Ajoutons qu’il n’y a pas de réussite professionnelle et d’accès au marché du travail sans motivation individuelle et responsabilisation. Les partenaires sociaux sont restés dans leurs anciens rôles sur ce point pourtant majeur Ils n’ont jamais fait réellement la promotion du Droit Individuel à la Formation (DIF) comme du Compte Personnel de Formation (CPF), à part au moment des négociations.

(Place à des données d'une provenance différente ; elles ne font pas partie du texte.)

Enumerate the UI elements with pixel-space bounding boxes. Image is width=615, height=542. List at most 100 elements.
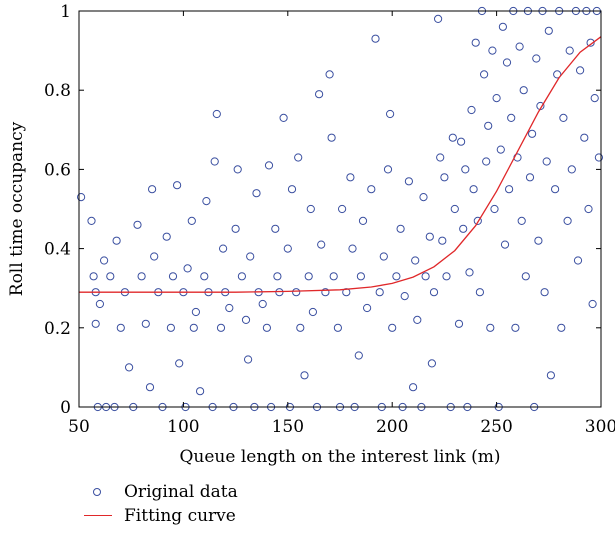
data-point <box>515 42 524 51</box>
data-point <box>100 256 109 265</box>
data-point <box>551 185 560 194</box>
data-point <box>327 133 336 142</box>
data-point <box>308 307 317 317</box>
data-point <box>475 288 484 297</box>
legend-label-fitting-curve: Fitting curve <box>124 506 236 526</box>
x-tick-label: 300 <box>585 417 615 437</box>
data-point <box>317 240 326 249</box>
data-point <box>542 157 551 166</box>
data-point <box>486 323 495 332</box>
data-point <box>409 383 418 392</box>
data-point <box>427 359 436 368</box>
data-point <box>200 272 209 281</box>
data-point <box>187 216 196 225</box>
data-point <box>258 299 267 309</box>
data-point <box>375 288 384 297</box>
x-tick-label: 250 <box>480 417 512 437</box>
data-point <box>202 197 211 206</box>
data-point <box>467 105 476 115</box>
data-point <box>440 173 449 182</box>
data-point <box>321 288 330 297</box>
legend-line-marker <box>84 506 124 526</box>
data-point <box>91 319 100 328</box>
data-point <box>576 66 585 75</box>
data-point <box>306 204 315 214</box>
y-tick-label: 1 <box>60 2 71 22</box>
x-tick-label: 150 <box>272 417 304 437</box>
data-point <box>356 272 365 281</box>
data-point <box>473 216 482 225</box>
data-point <box>325 70 334 79</box>
y-tick-label: 0.6 <box>44 160 71 180</box>
data-point <box>292 288 301 297</box>
data-point <box>252 189 261 198</box>
data-point <box>371 34 380 43</box>
data-point <box>294 153 303 162</box>
data-point <box>534 236 543 245</box>
data-point <box>469 185 478 194</box>
legend-circle-marker <box>84 482 124 502</box>
data-point <box>442 272 451 281</box>
y-tick-label: 0.2 <box>44 319 71 339</box>
data-point <box>580 133 589 142</box>
data-point <box>498 22 507 31</box>
data-point <box>162 232 171 241</box>
data-point <box>112 236 121 245</box>
data-point <box>338 204 347 214</box>
data-point <box>262 323 271 332</box>
data-point <box>329 272 338 281</box>
data-point <box>219 244 228 253</box>
data-point <box>346 173 355 182</box>
data-point <box>507 113 516 123</box>
data-point <box>125 363 134 372</box>
data-point <box>590 94 599 103</box>
data-point <box>392 272 401 281</box>
data-point <box>396 224 405 233</box>
legend-label-original-data: Original data <box>124 482 238 502</box>
data-point <box>511 323 520 332</box>
data-point <box>150 252 159 261</box>
y-axis-ticks: 0 0.2 0.4 0.6 0.8 1 <box>44 2 601 418</box>
data-point <box>244 355 253 364</box>
data-point <box>492 94 501 103</box>
data-point <box>438 236 447 245</box>
y-tick-label: 0 <box>60 398 71 418</box>
data-point <box>77 193 86 202</box>
data-point <box>573 256 583 265</box>
data-point <box>594 153 604 162</box>
data-point <box>434 14 443 23</box>
data-point <box>196 387 205 396</box>
data-point <box>141 319 150 328</box>
data-point <box>457 137 466 146</box>
data-point <box>148 185 157 194</box>
x-tick-label: 100 <box>167 417 199 437</box>
data-point <box>459 224 468 233</box>
data-point <box>183 264 192 273</box>
data-point <box>490 204 499 214</box>
data-point <box>421 272 430 281</box>
data-point <box>425 232 434 241</box>
data-point <box>532 54 541 63</box>
data-point <box>500 240 510 249</box>
data-point <box>116 323 125 332</box>
x-axis-label: Queue length on the interest link (m) <box>179 447 500 467</box>
chart-legend: Original data Fitting curve <box>84 480 238 528</box>
data-point <box>189 323 198 332</box>
data-point <box>400 292 409 301</box>
data-point <box>482 157 491 166</box>
x-axis-ticks: 50 100 150 200 250 300 <box>68 11 615 437</box>
data-point <box>448 133 457 142</box>
data-point <box>488 46 497 55</box>
data-point <box>386 109 395 119</box>
data-point <box>465 268 474 277</box>
data-point <box>567 165 576 174</box>
data-point <box>191 307 200 317</box>
data-point <box>133 220 142 229</box>
data-point <box>544 26 553 35</box>
data-point <box>525 173 535 182</box>
data-point <box>358 216 368 225</box>
data-point <box>333 323 342 332</box>
data-point <box>553 70 562 79</box>
data-point <box>166 323 175 332</box>
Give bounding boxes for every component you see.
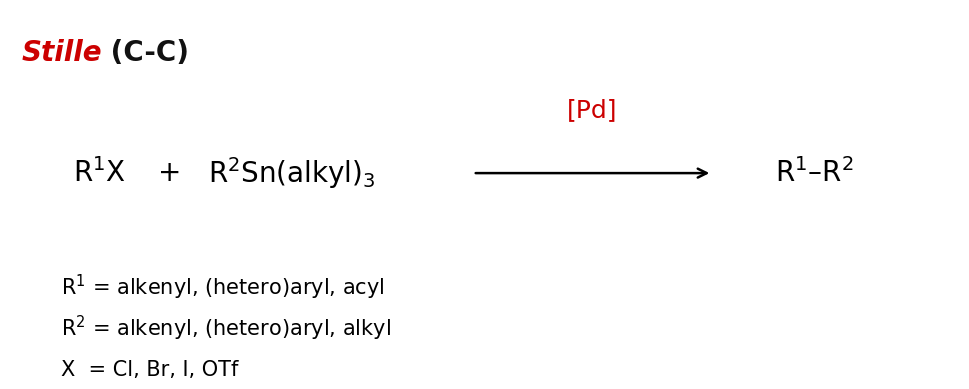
Text: X  = Cl, Br, I, OTf: X = Cl, Br, I, OTf bbox=[61, 359, 238, 380]
Text: R$^2$Sn(alkyl)$_3$: R$^2$Sn(alkyl)$_3$ bbox=[208, 155, 376, 191]
Text: +: + bbox=[158, 159, 181, 187]
Text: R$^1$X: R$^1$X bbox=[73, 158, 126, 188]
Text: R$^1$–R$^2$: R$^1$–R$^2$ bbox=[775, 158, 854, 188]
Text: [Pd]: [Pd] bbox=[567, 98, 618, 123]
Text: Stille: Stille bbox=[21, 39, 102, 67]
Text: (C-C): (C-C) bbox=[101, 39, 189, 67]
Text: R$^2$ = alkenyl, (hetero)aryl, alkyl: R$^2$ = alkenyl, (hetero)aryl, alkyl bbox=[61, 314, 391, 343]
Text: R$^1$ = alkenyl, (hetero)aryl, acyl: R$^1$ = alkenyl, (hetero)aryl, acyl bbox=[61, 273, 385, 303]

Les raisons d’un nouveau rendez-vous manqué
Alors qu’a-t-il manqué à l’exécutif pour réussir sa réforme ? D’abord de sérieusement prendre en compte les nombreux diagnostics, faits par toute une multiplicité d’acteurs, qui expliquent les dysfonctionnements majeurs et les solutions à apporter pour faire de notre système de formation professionnelle un levier pour l’emploi. A ne pas avoir fait ce travail, à ne pas avoir consolider toutes les idées innovantes déjà proposées, les réformes se suivent et ne résolvent pas les problèmes.
Le système va demeurer complexe et inefficace au regard des fonds investis. Les entreprises vont rester redevables d’une taxe qui n’a plus de sens face aux enjeux de leurs responsabilités sociales et sociétales. Mais aussi, ce système n’offre pas aux partenaires sociaux la place utile qu’ils devraient avoir dans le dialogue social dans les entreprises. Comme s’ils étaient et voulaient rester à l’extérieur du vrai sujet.
Mais surtout cet échec en train de se dessiner prouve que l’exécutif reste enfermé dans les réflexes centralisateurs qui ont fait tant de tort à notre pays depuis des décennies. Sans doute moins par idéologie que par habitude, cet étatisme technicien ne sait pas faire confiance aux acteurs qu’il aurait fallu motiver et responsabiliser pour réellement changer les choses : les régions, les entreprises et les salariés eux-mêmes.